If something goes wrong, refer to the Dockerfile.

Run Tests

Attention Do not store a file named test.exe in the working directory. The test script copies testbin/test.exe into the directory and then removes it.

poetry run python test_main.py

Make Datasets

Before running this script, you need to make a CSV file described in the Make A CSV File section and specify its file path as an argument. Unlike when using Docker, file paths can be specified as full paths.

Attention Do not store malware and cleanware in the working directory. This script will copy malware and cleanware into the directory and then removes them.
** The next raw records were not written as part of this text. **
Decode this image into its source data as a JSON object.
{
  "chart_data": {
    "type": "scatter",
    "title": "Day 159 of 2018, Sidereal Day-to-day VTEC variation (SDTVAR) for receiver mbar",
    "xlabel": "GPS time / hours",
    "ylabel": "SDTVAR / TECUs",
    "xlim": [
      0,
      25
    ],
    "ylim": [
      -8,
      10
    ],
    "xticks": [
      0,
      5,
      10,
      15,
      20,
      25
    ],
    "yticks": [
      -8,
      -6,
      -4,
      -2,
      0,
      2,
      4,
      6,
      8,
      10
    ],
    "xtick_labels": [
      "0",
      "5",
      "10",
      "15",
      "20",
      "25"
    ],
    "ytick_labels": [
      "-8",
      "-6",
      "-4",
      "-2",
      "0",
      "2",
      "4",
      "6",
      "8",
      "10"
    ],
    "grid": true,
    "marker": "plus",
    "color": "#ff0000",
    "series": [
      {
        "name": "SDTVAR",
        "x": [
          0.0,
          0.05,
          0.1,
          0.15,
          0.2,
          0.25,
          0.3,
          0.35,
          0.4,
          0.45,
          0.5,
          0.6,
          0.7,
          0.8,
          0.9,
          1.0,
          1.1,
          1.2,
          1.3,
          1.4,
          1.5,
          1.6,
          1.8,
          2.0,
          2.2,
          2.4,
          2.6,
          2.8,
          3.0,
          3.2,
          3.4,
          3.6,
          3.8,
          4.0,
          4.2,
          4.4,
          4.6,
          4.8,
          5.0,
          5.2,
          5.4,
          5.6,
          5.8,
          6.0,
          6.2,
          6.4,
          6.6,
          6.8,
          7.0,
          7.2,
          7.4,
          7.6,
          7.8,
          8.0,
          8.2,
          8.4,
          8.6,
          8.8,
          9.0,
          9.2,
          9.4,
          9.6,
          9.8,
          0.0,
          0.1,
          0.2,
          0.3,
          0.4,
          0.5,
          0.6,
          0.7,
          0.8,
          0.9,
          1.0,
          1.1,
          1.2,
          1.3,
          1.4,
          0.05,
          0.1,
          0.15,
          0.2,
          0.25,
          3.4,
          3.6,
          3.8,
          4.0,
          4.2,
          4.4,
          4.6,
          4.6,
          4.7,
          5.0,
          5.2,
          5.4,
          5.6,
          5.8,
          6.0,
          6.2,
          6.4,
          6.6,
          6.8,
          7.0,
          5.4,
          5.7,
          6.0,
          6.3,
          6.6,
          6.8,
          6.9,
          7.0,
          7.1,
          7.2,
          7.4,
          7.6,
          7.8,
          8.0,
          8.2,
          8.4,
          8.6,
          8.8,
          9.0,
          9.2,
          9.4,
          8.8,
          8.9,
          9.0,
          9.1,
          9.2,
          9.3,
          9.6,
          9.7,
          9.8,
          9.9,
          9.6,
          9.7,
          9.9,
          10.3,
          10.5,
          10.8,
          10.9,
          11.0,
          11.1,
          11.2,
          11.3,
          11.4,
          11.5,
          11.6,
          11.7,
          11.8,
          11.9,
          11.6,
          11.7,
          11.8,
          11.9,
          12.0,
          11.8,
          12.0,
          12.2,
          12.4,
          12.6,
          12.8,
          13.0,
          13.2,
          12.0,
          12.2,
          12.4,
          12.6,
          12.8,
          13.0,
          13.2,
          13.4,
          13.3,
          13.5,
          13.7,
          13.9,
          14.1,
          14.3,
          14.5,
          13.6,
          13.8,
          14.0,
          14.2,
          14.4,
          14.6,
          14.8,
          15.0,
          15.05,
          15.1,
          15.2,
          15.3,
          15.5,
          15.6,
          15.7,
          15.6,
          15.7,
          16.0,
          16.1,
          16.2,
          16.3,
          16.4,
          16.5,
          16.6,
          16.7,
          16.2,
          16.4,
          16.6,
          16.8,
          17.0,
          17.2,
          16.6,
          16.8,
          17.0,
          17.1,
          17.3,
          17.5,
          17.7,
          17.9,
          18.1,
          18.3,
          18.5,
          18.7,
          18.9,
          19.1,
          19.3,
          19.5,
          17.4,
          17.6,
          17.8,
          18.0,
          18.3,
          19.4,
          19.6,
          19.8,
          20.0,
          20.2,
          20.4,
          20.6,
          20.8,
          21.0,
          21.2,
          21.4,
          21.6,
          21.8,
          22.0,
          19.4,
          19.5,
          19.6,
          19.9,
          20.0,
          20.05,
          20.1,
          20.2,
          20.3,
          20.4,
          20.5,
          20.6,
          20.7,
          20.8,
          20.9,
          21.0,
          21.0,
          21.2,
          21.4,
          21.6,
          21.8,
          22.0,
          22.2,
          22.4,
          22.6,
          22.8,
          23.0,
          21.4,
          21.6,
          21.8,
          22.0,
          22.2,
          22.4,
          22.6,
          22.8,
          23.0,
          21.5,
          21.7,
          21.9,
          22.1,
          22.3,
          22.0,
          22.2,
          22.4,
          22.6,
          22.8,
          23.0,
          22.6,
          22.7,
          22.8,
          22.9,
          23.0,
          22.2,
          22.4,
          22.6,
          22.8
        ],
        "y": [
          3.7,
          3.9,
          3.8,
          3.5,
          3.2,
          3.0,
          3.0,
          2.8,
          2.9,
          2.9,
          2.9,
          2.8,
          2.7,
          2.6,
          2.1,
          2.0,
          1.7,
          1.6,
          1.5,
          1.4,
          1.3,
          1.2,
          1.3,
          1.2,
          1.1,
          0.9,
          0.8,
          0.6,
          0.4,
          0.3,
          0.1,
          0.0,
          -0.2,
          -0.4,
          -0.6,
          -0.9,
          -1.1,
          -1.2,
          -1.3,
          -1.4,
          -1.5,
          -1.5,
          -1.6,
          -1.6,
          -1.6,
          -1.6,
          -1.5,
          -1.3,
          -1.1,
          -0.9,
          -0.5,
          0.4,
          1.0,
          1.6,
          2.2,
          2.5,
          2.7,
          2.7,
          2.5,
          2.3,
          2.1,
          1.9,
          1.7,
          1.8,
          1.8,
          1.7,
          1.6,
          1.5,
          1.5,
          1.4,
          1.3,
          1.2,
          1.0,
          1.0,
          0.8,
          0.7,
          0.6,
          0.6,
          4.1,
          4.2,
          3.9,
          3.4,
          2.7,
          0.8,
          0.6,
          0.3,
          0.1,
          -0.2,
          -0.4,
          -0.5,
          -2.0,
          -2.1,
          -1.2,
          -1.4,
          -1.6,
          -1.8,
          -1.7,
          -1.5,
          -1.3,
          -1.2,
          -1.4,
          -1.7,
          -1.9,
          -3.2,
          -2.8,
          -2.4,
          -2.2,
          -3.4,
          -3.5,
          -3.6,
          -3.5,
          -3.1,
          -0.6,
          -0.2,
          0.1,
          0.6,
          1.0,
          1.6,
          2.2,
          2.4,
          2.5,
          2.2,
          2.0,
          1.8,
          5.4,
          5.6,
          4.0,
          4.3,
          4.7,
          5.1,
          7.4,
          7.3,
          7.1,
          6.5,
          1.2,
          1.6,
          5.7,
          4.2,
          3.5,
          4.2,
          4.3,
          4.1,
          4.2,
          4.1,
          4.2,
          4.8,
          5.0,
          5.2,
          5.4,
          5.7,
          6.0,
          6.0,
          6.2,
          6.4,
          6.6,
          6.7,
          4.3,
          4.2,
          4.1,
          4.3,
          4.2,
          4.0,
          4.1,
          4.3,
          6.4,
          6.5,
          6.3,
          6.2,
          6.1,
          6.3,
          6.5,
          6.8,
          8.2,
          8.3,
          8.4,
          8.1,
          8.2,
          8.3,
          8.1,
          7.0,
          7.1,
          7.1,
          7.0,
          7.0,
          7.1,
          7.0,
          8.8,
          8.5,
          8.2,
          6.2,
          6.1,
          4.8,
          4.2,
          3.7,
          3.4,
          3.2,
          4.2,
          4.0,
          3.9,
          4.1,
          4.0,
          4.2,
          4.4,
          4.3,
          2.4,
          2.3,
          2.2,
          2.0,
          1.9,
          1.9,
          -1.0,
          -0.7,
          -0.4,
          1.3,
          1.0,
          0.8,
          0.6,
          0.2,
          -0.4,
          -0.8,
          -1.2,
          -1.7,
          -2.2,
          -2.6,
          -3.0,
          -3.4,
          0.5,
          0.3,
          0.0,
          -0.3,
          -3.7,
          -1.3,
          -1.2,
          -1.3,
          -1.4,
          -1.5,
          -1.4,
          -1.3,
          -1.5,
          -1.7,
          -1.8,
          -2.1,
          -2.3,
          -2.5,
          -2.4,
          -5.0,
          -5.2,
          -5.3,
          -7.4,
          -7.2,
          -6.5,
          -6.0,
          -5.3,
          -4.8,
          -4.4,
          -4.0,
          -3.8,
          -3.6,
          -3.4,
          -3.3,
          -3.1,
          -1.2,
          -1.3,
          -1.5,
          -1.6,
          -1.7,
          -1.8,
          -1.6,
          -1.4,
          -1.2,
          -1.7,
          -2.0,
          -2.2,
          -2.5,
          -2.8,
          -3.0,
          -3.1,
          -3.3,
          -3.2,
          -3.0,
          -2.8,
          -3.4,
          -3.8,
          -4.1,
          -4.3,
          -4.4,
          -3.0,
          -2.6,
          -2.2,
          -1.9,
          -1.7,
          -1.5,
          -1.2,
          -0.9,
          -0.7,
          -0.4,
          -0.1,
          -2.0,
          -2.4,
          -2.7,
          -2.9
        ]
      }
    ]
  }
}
poetry run python main.py --csv <path/to/csv> --out <path/to/output_dataset_dir> --log <path/to/log_file> --ver <version_string>

Notes About Hashes

Notes About TrID Definition File



Profiling Measurement

First, create two folders:

mkdir out_dir
mkdir measurement

Next, build a Docker image by specifying the measurement target:

docker build --target measurement --tag ffridataset-scripts .

Then, run the following command to generate executables and a csv file:

docker run -v <path/to/here>\testbin:/work/testbin -v <path/to/here>\measurement\:/work/measurement ffridataset-scripts poetry run python create_measurement_env.py

Now you're ready to do profiling. To generate a cProfile result file, run:

docker run -v <path/to/here>\measurement:/work/data -v <path/to/here>\out_dir:/work/out_dir ffridataset-scripts poetry run python -m cProfile -o ./out_dir/profiling.stats main.py --csv ./data/test.csv --out ./out_dir --log ./test.log --ver v2023

Then, execute the following command:

docker run -v <path/to/here>\out_dir\:/work/out_dir/ --rm -p 8080:8080 ffridataset-scripts poetry run snakeviz /work/out_dir/profiling.stats  -s -p 8080 -H

Now, you can view the profiling results through your browser.